Home Alone: Lost in New York – three incompetent hotel workers
Plot twist. Yes, I am one of – I’m hoping – many to believe that the second Home Alone takes the cake. If it is possible, this one ups the Christmas vibes and nostalgia, with Santas on stilts and wondrous toy shops. More than anything though, it ups Kevin’s talent for torture methods. If burning “M” (for McAllister) into Pesci’s palm and slamming Stern’s head in with an iron wasn’t enough, Lost in New York turns the amp up considerably – there is cement, paint, electricity and fire involved, if you catch my drift. The traps are better and funnier, but the overarching framework is also much larger. While Home Alone only had one house to work with, Chris Colombus makes the city of New York Kevin’s playground, as he tricks both Harry and Marv, but also the Plaza Hotel’s receptionists, including a fantastically creepy Tim Currry as the concierge Mr Hector. He also reprises classic tropes from the first, including Kevin’s ability to pretend there are other people in the room (thanks to his new voice recorder and, in a meta twist, Angels with Even Dirtier Souls, the sequel to the first film-in-a-film), as well as his bond with a kind, “harmless” adult (here, Brenda Fricker’s pigeon lady of Central Park, and toy shop owner Mr Duncan, played by Eddie Bracken). In other words, it’s both an homage to and an improvement on the first – but perhaps that’s just because New York City looks so magical at Christmastime.
Misery – two hobbled ankles (sorry)
It was important for me to rewatch one of my all-time favourites Misery in honour of Rob Reiner. By no means a Christmas film (unless you count a snowy film as one), it is nevertheless a fairly perfect one, a dark and dreary psychological horror that builds upon Stephen King’s original novel. James Caan plays famous novelist Paul Sheldon who, after a particularly gruelling car crash, is hauled from the snow by his “number one fan” Annie Wilkes (Kathy Bates), a nurse who saves his life, sure, but also starts to threaten it in more ways than one – especially when she finds out he has killed off the main character in what is to be the final book of his franchise. This is one to watch for those who delight in a “classic” horror. There is no supernatural here – just a constant feeling of claustrophobia and isolation as Paul fights with nothing but his wits from his hospital bed, and an exquisitely terrifying performance from Bates, who won the Academy Award for Best Actress. Direction, soundtrack, cinematography and acting form one in Misery – the result is a film that is near impossible to watch without a racing heart and a constant sense of dread.

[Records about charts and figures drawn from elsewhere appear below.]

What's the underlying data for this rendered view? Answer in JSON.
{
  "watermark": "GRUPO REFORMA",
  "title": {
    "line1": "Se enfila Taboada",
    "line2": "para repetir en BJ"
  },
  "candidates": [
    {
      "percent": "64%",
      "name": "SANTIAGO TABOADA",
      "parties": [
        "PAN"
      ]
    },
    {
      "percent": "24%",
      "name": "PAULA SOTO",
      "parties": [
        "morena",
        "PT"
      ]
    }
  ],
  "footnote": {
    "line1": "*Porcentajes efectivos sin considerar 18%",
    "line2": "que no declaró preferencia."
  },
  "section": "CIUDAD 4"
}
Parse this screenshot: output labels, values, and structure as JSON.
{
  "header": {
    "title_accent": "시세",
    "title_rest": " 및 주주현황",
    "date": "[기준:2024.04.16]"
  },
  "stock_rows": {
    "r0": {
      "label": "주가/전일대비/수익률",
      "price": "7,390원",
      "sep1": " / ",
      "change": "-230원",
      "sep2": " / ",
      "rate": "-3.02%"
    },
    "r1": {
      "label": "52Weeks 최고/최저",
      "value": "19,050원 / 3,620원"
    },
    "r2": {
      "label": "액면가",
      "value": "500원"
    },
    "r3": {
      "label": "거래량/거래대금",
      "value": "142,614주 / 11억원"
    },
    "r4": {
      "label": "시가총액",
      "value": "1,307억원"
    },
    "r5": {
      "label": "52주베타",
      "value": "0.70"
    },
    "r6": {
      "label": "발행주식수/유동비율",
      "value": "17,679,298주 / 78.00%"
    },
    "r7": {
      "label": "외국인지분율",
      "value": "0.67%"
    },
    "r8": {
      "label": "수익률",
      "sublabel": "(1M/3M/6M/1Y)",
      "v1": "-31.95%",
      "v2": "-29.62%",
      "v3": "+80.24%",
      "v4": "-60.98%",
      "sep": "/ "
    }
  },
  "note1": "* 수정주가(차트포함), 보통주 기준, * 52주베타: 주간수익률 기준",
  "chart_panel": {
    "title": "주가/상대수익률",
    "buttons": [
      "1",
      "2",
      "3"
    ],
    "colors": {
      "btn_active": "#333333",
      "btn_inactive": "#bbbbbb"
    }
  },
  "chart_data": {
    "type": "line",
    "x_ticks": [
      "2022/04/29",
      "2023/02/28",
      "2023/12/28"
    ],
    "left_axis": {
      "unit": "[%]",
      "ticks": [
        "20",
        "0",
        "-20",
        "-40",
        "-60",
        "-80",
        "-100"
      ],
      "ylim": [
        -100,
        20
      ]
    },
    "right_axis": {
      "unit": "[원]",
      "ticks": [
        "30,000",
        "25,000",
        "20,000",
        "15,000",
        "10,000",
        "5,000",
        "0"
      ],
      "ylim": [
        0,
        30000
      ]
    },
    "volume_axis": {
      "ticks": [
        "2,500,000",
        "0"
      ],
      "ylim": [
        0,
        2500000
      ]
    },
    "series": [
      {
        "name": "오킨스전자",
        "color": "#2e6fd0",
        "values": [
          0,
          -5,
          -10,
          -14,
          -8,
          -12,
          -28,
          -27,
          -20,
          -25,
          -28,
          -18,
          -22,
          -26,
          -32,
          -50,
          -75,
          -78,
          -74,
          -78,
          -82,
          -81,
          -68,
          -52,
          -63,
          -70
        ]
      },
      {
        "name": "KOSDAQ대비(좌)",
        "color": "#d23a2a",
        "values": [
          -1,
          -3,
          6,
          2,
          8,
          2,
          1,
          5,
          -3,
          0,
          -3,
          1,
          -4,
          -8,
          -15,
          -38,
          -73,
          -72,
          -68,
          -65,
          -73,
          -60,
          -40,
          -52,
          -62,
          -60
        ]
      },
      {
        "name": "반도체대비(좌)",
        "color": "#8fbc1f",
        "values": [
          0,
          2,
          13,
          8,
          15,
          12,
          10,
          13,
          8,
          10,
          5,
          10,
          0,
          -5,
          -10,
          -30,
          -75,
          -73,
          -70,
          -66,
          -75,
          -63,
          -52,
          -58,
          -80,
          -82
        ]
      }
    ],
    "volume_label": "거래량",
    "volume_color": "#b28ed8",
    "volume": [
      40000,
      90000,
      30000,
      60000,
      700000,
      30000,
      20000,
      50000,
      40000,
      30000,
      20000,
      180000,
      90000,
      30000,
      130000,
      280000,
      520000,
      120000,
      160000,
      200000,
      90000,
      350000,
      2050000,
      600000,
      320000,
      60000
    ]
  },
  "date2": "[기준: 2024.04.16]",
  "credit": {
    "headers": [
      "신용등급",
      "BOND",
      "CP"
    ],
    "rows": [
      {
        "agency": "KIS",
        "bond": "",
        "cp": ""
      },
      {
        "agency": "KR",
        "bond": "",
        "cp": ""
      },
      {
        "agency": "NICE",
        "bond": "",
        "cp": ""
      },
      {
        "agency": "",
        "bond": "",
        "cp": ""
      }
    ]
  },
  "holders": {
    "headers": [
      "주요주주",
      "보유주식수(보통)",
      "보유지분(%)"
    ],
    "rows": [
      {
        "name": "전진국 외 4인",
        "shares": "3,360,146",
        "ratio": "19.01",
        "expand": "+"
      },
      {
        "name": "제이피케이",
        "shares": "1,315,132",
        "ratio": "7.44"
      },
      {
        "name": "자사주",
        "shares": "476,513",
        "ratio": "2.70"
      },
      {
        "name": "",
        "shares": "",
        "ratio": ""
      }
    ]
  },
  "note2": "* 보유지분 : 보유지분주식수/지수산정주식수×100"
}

When Harry Met Sally… – and one New Year’s Eve
When I was a teenager, I watched When Harry Met Sally… and thought nothing of it. The general consensus was that I hadn’t enjoyed it, and that it was one of those “autumn films” that I would skip each year despite hefty reminders on social media and comfort film lists that it was the one to beat. I built a bad rapport with it based off of a memory, a memory of a time in which I simply didn’t understand Rob Reiner’s fan favourite. How wrong I was. When Harry Met Sally… is popular for a reason. It’s familiar – it fits all the tropes of the rom-com and autumn film, from enemies to lovers to chunky cable knit sweaters – without being generic. As Harry and Sally, Billy Crystal and Meg Ryan seem an unlikely pair: their characters are ill-fitting in personality, but it is their appearance, more than anything, spanning twelve years from early twenties through to mid thirties, that dumbfounded me as a teenager. To put it bluntly, despite Ryan’s beauty and Crystal’s charisma, they don’t fully fit the traditional rom-com “look”. Yet, how refreshing they are. This is a love story in which the two leads aren’t cardboard cutout perfect, or pretending to be flawed (as has been the case for many recent dramas in which people profess loudly “I’m messed up”) – they genuinely are. Harry is insufferable, his nasally, pessimistic voice leaving no room for another, his dark eyes seemingly expressionless to the point of discomfort. He is the definition of zero filter. Sally, meanwhile, is the exact opposite, optimistic to the fullest (her surname is literally Albright), yet particular and obsessive about everything (especially the “sauce on the side” rule). And yet, it’s a pleasure to watch them dance around, narrowly missing each other, simply because, despite their flaws, they are so damn likeable. The icing on the cake is that they were never meant to end up with each other – Reiner changed the ending when he met his future wife on set. A wonderful turn of events that gave us such a wonderful film, testimony to life’s complex joy.